During its 181st session in March 2025, the European Pharmacopoeia Commission (EPC) adopted general chapter 2.6.7. Mycoplasmas and 11 monographs referring to it, all of which have been revised to reflect the new European Pharmacopoeia (Ph. Eur.) approach to the detection of mycoplasma contaminants. These revised texts now describe a less prescriptive testing strategy based on a risk assessment.

The revised general chapter specifies that both the culture method and the indicator cell culture method (or, alternatively, a NAT method) should be used conjointly to ensure the detection of both “cultivable” and “non-cultivable” mycoplasmas, unless otherwise prescribed in a monograph or unless justified by a risk assessment and authorised by the competent authority. It has also been clarified that, whenever possible, the samples should contain both cells and supernatant. Furthermore, the text now states that suitable strains may be selected from the proposed list and additional strains can be used, based on a risk assessment, taking into account the type of product and manufacturing process.

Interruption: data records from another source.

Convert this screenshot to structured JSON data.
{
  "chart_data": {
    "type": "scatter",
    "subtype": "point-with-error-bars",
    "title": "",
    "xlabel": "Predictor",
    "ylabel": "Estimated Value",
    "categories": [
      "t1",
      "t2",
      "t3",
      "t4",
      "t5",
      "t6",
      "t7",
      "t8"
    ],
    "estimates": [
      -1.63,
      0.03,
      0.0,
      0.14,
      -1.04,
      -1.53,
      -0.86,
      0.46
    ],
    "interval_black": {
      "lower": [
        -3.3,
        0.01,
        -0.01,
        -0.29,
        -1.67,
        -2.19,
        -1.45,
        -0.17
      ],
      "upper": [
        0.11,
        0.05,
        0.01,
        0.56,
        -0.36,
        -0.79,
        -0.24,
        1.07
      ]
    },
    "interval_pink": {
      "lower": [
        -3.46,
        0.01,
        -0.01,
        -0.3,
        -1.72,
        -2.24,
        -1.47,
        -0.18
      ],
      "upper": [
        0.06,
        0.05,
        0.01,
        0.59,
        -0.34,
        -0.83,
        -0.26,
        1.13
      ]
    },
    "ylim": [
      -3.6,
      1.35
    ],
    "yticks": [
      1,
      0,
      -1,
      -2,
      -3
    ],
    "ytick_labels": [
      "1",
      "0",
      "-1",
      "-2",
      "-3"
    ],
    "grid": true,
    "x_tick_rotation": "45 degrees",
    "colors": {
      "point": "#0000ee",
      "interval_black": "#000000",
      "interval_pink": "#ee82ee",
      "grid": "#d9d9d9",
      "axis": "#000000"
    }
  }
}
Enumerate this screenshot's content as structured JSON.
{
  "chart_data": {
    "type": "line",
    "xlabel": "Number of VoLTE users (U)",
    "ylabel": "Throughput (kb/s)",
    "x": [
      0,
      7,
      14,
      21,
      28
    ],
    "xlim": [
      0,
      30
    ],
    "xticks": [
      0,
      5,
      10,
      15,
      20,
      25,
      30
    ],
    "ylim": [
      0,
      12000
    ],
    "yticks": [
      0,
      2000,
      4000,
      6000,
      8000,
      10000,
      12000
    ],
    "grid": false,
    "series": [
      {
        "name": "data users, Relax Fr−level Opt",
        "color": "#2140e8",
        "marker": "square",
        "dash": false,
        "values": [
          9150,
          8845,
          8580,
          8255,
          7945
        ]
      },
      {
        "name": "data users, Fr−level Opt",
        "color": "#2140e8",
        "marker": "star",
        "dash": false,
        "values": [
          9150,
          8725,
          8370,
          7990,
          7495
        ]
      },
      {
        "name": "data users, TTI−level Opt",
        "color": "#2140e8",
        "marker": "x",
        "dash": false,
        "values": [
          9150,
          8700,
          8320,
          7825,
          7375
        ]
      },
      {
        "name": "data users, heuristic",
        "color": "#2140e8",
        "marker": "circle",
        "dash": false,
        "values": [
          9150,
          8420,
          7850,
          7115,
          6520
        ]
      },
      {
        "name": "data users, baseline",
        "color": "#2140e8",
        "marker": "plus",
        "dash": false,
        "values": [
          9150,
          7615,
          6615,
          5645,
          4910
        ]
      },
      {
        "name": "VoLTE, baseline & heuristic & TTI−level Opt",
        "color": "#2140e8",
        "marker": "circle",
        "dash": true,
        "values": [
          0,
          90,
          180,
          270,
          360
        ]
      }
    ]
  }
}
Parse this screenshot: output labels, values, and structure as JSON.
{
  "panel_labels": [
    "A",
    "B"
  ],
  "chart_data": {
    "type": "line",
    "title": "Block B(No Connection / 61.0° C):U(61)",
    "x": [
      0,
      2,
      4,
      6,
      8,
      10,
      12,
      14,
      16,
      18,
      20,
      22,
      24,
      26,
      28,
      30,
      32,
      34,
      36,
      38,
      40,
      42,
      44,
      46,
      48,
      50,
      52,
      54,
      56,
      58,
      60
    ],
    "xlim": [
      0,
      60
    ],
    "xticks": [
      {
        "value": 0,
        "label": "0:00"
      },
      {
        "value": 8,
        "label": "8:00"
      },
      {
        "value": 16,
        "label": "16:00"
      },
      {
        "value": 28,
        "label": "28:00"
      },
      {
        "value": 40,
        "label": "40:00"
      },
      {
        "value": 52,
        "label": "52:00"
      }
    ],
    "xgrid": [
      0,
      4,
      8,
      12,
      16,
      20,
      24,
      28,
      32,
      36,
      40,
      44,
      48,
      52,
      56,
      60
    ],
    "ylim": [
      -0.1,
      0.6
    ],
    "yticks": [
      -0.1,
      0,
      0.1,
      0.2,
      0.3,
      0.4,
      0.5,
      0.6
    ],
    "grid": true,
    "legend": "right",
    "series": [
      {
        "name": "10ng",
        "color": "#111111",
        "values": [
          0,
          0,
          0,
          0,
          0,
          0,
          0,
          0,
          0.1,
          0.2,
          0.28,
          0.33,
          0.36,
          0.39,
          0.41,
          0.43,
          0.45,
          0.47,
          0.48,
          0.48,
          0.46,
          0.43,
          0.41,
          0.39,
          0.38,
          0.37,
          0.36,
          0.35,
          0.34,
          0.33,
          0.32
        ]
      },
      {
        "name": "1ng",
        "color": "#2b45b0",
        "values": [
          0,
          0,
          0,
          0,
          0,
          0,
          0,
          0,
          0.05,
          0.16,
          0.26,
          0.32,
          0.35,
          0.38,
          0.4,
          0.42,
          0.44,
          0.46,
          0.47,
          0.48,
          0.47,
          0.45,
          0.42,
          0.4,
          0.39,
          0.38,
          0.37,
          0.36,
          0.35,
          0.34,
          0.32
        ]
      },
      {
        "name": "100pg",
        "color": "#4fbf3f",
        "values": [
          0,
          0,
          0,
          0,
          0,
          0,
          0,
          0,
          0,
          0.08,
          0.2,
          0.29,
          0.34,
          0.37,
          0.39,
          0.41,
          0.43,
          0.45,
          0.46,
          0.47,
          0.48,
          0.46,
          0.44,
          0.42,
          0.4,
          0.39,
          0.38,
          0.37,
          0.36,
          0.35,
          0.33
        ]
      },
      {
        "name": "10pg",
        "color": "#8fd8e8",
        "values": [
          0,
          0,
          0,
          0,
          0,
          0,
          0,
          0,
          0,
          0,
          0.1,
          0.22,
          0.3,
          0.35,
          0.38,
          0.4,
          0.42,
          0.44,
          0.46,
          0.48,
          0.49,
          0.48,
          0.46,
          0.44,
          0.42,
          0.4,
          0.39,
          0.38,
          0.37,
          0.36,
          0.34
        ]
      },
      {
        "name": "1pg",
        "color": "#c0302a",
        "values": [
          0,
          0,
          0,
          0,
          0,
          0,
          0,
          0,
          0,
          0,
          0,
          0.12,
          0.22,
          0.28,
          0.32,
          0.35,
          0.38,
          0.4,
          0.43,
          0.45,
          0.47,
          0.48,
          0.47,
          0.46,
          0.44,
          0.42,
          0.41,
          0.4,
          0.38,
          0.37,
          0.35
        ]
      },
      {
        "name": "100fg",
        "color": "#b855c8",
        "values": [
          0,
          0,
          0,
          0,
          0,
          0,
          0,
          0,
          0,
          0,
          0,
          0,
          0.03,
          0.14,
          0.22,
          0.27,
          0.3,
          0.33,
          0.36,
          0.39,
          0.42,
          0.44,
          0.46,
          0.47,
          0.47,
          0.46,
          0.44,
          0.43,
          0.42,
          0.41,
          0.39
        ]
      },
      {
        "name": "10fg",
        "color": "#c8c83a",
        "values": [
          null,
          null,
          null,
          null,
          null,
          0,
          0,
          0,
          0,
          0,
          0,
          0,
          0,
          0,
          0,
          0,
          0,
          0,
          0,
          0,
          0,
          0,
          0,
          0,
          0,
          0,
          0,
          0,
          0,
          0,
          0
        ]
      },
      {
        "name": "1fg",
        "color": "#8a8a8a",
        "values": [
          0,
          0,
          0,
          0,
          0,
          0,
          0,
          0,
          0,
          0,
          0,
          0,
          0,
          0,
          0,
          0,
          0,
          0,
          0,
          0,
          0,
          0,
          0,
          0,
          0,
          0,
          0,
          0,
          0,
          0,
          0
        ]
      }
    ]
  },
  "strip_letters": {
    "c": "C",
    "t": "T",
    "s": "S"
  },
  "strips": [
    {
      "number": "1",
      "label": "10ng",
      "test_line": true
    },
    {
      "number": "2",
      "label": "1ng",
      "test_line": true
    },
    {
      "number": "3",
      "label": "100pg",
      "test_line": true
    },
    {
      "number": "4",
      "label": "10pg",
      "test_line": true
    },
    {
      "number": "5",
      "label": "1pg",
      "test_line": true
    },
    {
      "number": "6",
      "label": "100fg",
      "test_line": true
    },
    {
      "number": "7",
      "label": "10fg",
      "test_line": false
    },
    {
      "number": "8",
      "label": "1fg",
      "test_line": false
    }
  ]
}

The section on Nucleic acid amplification techniques (NAT) has been extensively revised to reflect the state of the art in science and technology. A limit of less than 10 is now proposed as the acceptance criterion for the GC/CFU ratio of reference preparations, unless otherwise justified.

As a result of the changes made to general chapter 2.6.7, 11 monographs have been revised to remove specific instructions on the method to be applied or the volume to be used for the mycoplasma test. Two individual monographs on vaccines for human use (Smallpox vaccine (live) (0164) and Yellow fever vaccine (0537)) now indicate that the test is carried out on the single harvest. With the agreement of the competent authority, the test may alternatively be carried out on the pooled harvests.

The texts will be published in Issue 12.2 of the Ph. Eur. in October 2025 and will enter into force on 01 April 2026.